I found this every bit as enjoyable and excellent as the first in the series. I expect the young and foolish me who dismissed The Curse of Chalion many years ago on the grounds of its scarred, older hero would have equally dismissed this one for starring a middle aged woman. What a fool reader I was back then! Older, war-weary heroes seem to crop up all the time in blood-drenched fantasy novels, and young feisty female heroes are all over the place, too, but an older female main character feels very unusual in this genre. I enjoyed watching her growth over the course of the book. Plus, there's all the interesting theology and world-building of the first book, too. An excellent book!
The Hallowed Hunt by Lois McMaster Bujold
Billed as third in the series, but set several hundreds years earlier, and in a different part of the world. The only connection is the theology.
The book is set in The Weald, a country of forests and mountains, where there used to be a tradition of spirit warriors and shamans - humans receiving animal souls. This is now lost and almost forgotten, squashed by a short-lived imperial invasion and the imposition of the orthodoxy of the Five Gods. Some people still dabble in these old magics, but under threat of strict punishment. But not everyone wants these magics to stay forgotten...
I found this not quite as engaging as the other two books. While they started slowly, allowing the reader to get to know the main character before launching them into Plot, this one jumped straight into a rather complicated and confusing murder investigation. I never really got an impression of the main character as a person in the same way I did in the other two books. Maybe if I'd seen him through other eyes, I'd have come to know him better, but I do often struggle with single-viewpoint stories, unless the main character is very well drawn.

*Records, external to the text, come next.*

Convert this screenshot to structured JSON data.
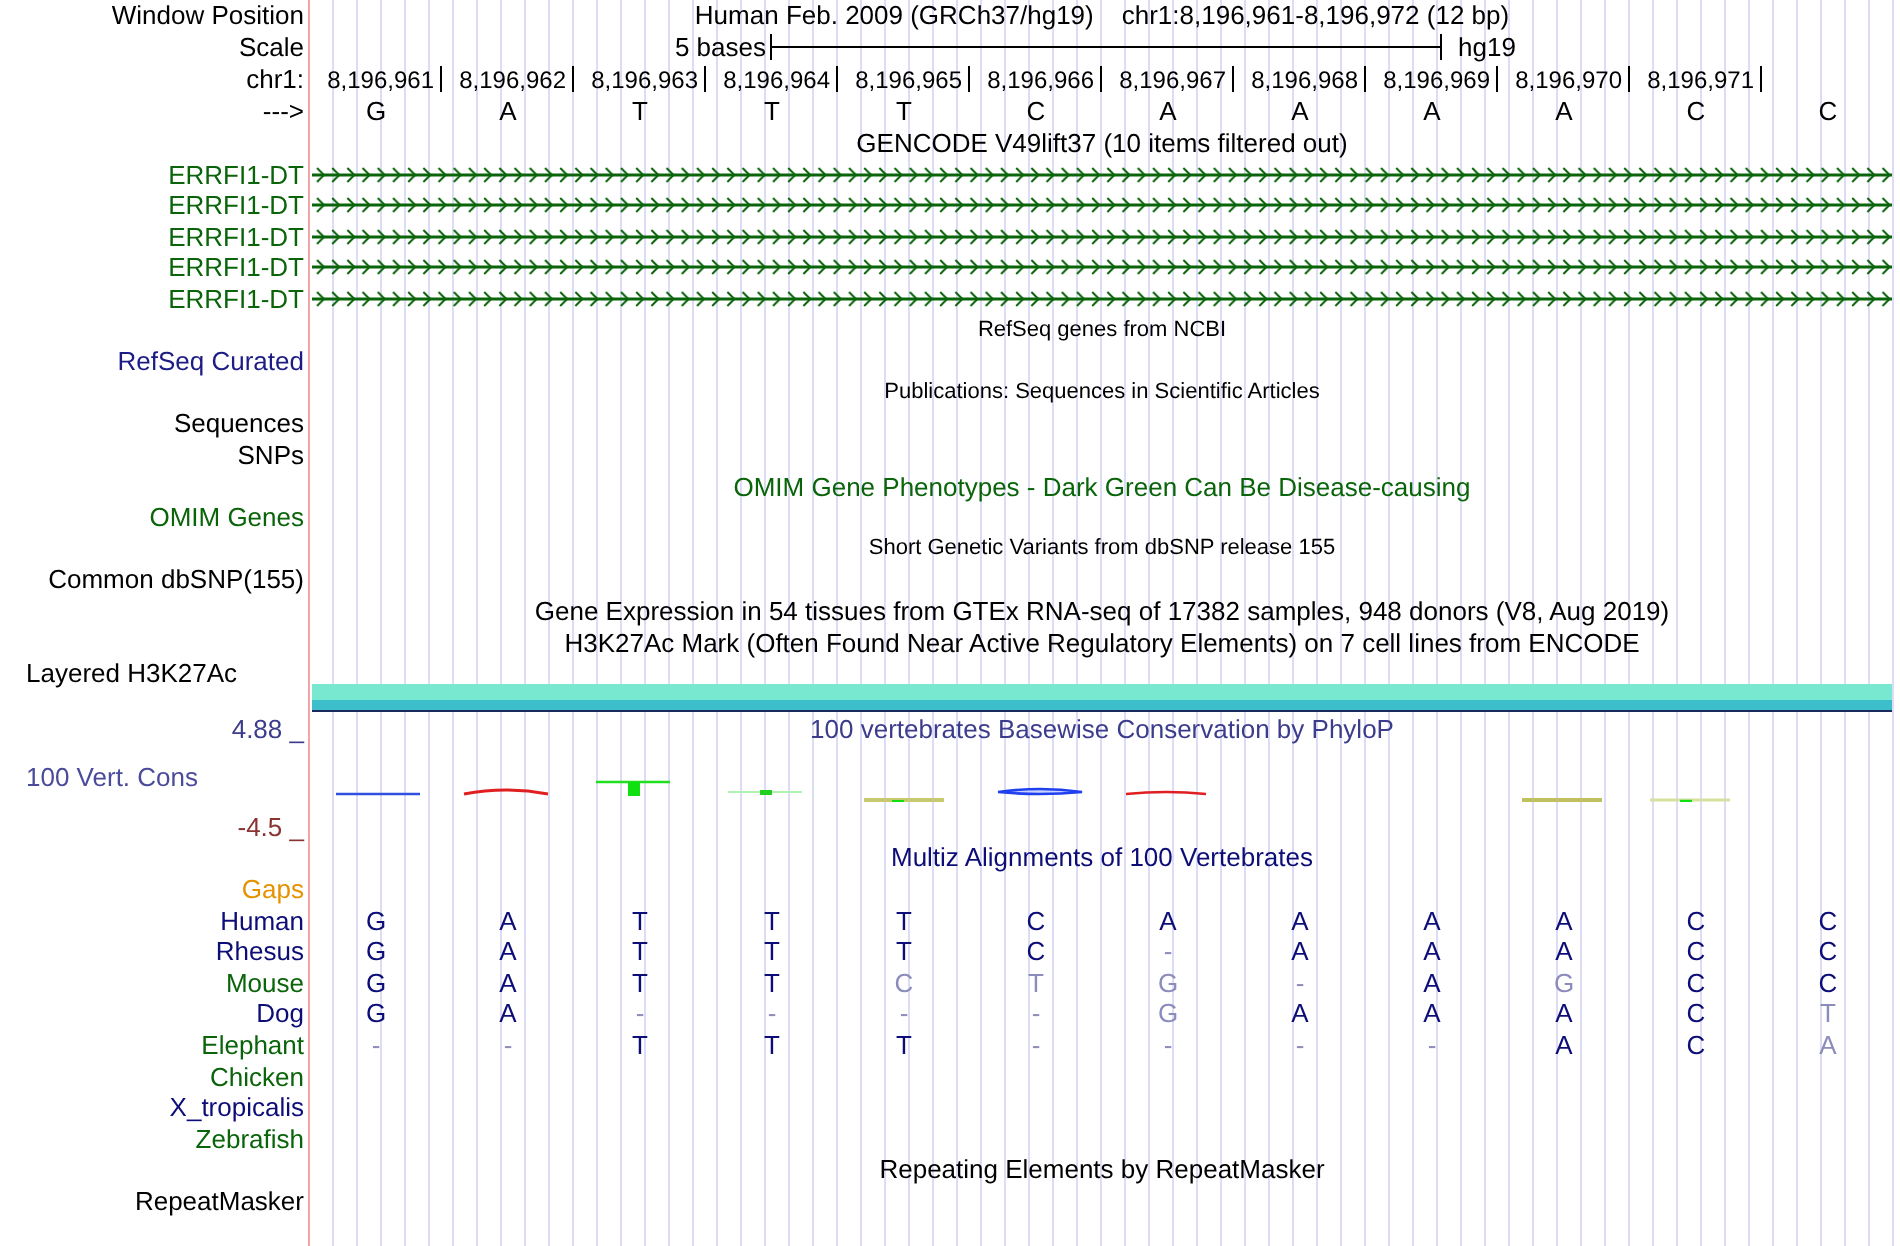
{
  "header": {
    "position_label": "Window Position",
    "genome": "Human Feb. 2009 (GRCh37/hg19)",
    "region": "chr1:8,196,961-8,196,972 (12 bp)",
    "scale_label": "Scale",
    "scale_text": "5 bases",
    "assembly": "hg19",
    "chrom_label": "chr1:",
    "positions": [
      "8,196,961",
      "8,196,962",
      "8,196,963",
      "8,196,964",
      "8,196,965",
      "8,196,966",
      "8,196,967",
      "8,196,968",
      "8,196,969",
      "8,196,970",
      "8,196,971"
    ],
    "strand_label": "--->",
    "bases": [
      "G",
      "A",
      "T",
      "T",
      "T",
      "C",
      "A",
      "A",
      "A",
      "A",
      "C",
      "C"
    ]
  },
  "tracks": [
    {
      "kind": "genes",
      "title": "GENCODE V49lift37 (10 items filtered out)",
      "color": "#000000",
      "items": [
        {
          "label": "ERRFI1-DT",
          "color": "#0a640a"
        },
        {
          "label": "ERRFI1-DT",
          "color": "#0a640a"
        },
        {
          "label": "ERRFI1-DT",
          "color": "#0a640a"
        },
        {
          "label": "ERRFI1-DT",
          "color": "#0a640a"
        },
        {
          "label": "ERRFI1-DT",
          "color": "#0a640a"
        }
      ]
    },
    {
      "kind": "compact",
      "title": "RefSeq genes from NCBI",
      "color": "#000000",
      "labels": [
        {
          "text": "RefSeq Curated",
          "color": "#1c1c84"
        }
      ]
    },
    {
      "kind": "compact",
      "title": "Publications: Sequences in Scientific Articles",
      "color": "#000000",
      "labels": [
        {
          "text": "Sequences",
          "color": "#000000"
        },
        {
          "text": "SNPs",
          "color": "#000000"
        }
      ]
    },
    {
      "kind": "full",
      "title": "OMIM Gene Phenotypes - Dark Green Can Be Disease-causing",
      "color": "#0a640a",
      "labels": [
        {
          "text": "OMIM Genes",
          "color": "#0a640a"
        }
      ]
    },
    {
      "kind": "compact",
      "title": "Short Genetic Variants from dbSNP release 155",
      "color": "#000000",
      "labels": [
        {
          "text": "Common dbSNP(155)",
          "color": "#000000"
        }
      ]
    },
    {
      "kind": "full",
      "title": "Gene Expression in 54 tissues from GTEx RNA-seq of 17382 samples, 948 donors (V8, Aug 2019)",
      "color": "#000000"
    },
    {
      "kind": "bar",
      "title": "H3K27Ac Mark (Often Found Near Active Regulatory Elements) on 7 cell lines from ENCODE",
      "color": "#000000",
      "label": {
        "text": "Layered H3K27Ac",
        "color": "#000000"
      }
    },
    {
      "kind": "wiggle",
      "title": "100 vertebrates Basewise Conservation by PhyloP",
      "color": "#3c3c8c",
      "max": {
        "text": "4.88 _",
        "color": "#3c3c8c"
      },
      "label": {
        "text": "100 Vert. Cons",
        "color": "#4b4b9b"
      },
      "min": {
        "text": "-4.5 _",
        "color": "#8b3232"
      }
    },
    {
      "kind": "alignment",
      "title": "Multiz Alignments of 100 Vertebrates",
      "color": "#0d0d78",
      "gaps": {
        "text": "Gaps",
        "color": "#e69100"
      },
      "species": [
        {
          "name": "Human",
          "color": "#0d0d78",
          "bases": [
            {
              "b": "G",
              "match": true
            },
            {
              "b": "A",
              "match": true
            },
            {
              "b": "T",
              "match": true
            },
            {
              "b": "T",
              "match": true
            },
            {
              "b": "T",
              "match": true
            },
            {
              "b": "C",
              "match": true
            },
            {
              "b": "A",
              "match": true
            },
            {
              "b": "A",
              "match": true
            },
            {
              "b": "A",
              "match": true
            },
            {
              "b": "A",
              "match": true
            },
            {
              "b": "C",
              "match": true
            },
            {
              "b": "C",
              "match": true
            }
          ]
        },
        {
          "name": "Rhesus",
          "color": "#0d0d78",
          "bases": [
            {
              "b": "G",
              "match": true
            },
            {
              "b": "A",
              "match": true
            },
            {
              "b": "T",
              "match": true
            },
            {
              "b": "T",
              "match": true
            },
            {
              "b": "T",
              "match": true
            },
            {
              "b": "C",
              "match": true
            },
            {
              "b": "-",
              "match": false
            },
            {
              "b": "A",
              "match": true
            },
            {
              "b": "A",
              "match": true
            },
            {
              "b": "A",
              "match": true
            },
            {
              "b": "C",
              "match": true
            },
            {
              "b": "C",
              "match": true
            }
          ]
        },
        {
          "name": "Mouse",
          "color": "#0a640a",
          "bases": [
            {
              "b": "G",
              "match": true
            },
            {
              "b": "A",
              "match": true
            },
            {
              "b": "T",
              "match": true
            },
            {
              "b": "T",
              "match": true
            },
            {
              "b": "C",
              "match": false
            },
            {
              "b": "T",
              "match": false
            },
            {
              "b": "G",
              "match": false
            },
            {
              "b": "-",
              "match": false
            },
            {
              "b": "A",
              "match": true
            },
            {
              "b": "G",
              "match": false
            },
            {
              "b": "C",
              "match": true
            },
            {
              "b": "C",
              "match": true
            }
          ]
        },
        {
          "name": "Dog",
          "color": "#0d0d78",
          "bases": [
            {
              "b": "G",
              "match": true
            },
            {
              "b": "A",
              "match": true
            },
            {
              "b": "-",
              "match": false
            },
            {
              "b": "-",
              "match": false
            },
            {
              "b": "-",
              "match": false
            },
            {
              "b": "-",
              "match": false
            },
            {
              "b": "G",
              "match": false
            },
            {
              "b": "A",
              "match": true
            },
            {
              "b": "A",
              "match": true
            },
            {
              "b": "A",
              "match": true
            },
            {
              "b": "C",
              "match": true
            },
            {
              "b": "T",
              "match": false
            }
          ]
        },
        {
          "name": "Elephant",
          "color": "#0a640a",
          "bases": [
            {
              "b": "-",
              "match": false
            },
            {
              "b": "-",
              "match": false
            },
            {
              "b": "T",
              "match": true
            },
            {
              "b": "T",
              "match": true
            },
            {
              "b": "T",
              "match": true
            },
            {
              "b": "-",
              "match": false
            },
            {
              "b": "-",
              "match": false
            },
            {
              "b": "-",
              "match": false
            },
            {
              "b": "-",
              "match": false
            },
            {
              "b": "A",
              "match": true
            },
            {
              "b": "C",
              "match": true
            },
            {
              "b": "A",
              "match": false
            }
          ]
        },
        {
          "name": "Chicken",
          "color": "#0a640a"
        },
        {
          "name": "X_tropicalis",
          "color": "#0d0d78"
        },
        {
          "name": "Zebrafish",
          "color": "#0a640a"
        }
      ]
    },
    {
      "kind": "full",
      "title": "Repeating Elements by RepeatMasker",
      "color": "#000000",
      "labels": [
        {
          "text": "RepeatMasker",
          "color": "#000000"
        }
      ]
    }
  ]
}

There were also rather too many scenes in which history or the workings of magic were told by one character to another in long passages of expositionary dialogue. But, still, I enjoyed it. Just not as much as the other two.
Penric and Desdemona series (novellas) by Lois McMaster Bujold
Penric's Demon
Penric and the Shaman
Penric's Fox
Penric's Mission
Mira's Last Dance
The Prisoner of Limnos
A series of novellas set in the same world as the above - in (initially) the same country as The Hallowed Hunt, but over a hundred years later.
Penric, the main character, is 19 at the start of the series - a cheerful, likeable, unwarlike young man riding through the woods en route to his betrothal. There he comes across a dying old lady in a coach, and offers to help. His help is accepted... and he becomes the recipient of her demon. This is not necessarily a bad thing. It CAN be bad, but "demons" - elementals of chaos - can co-exist inside a human, giving them magical powers and the wisdom of all their previous hosts. Penric's demon is a particularly old and powerful one, who comes with strong echoes of the personanilities of all its previous hosts, all of them women, most of them quite opiniated. Possession of the demon - whom he names Desdemona - leads Penric into a career of scholarship and theology, and leads him into various interesting adventures.
I loved these! There's a lot of humour in them, especially the first one, and even when they're not being outright funny, there's always a lightness of touch. Desdemona's various personalities are opinionated and interesting, and Penric himself is a really likeable character. Unlike the 3 full-length novels in this world, which only have one viewpoint character per novel, these stories (except for the first) include other viewpoint characters, too, allowing us to see Penric through other eyes, which I very much appreciated, and which only made me like him more.
The first novella is an origin story, the next two are separate but linked, while the last three are really one long story spread over 3 parts. I do hope there'll be more!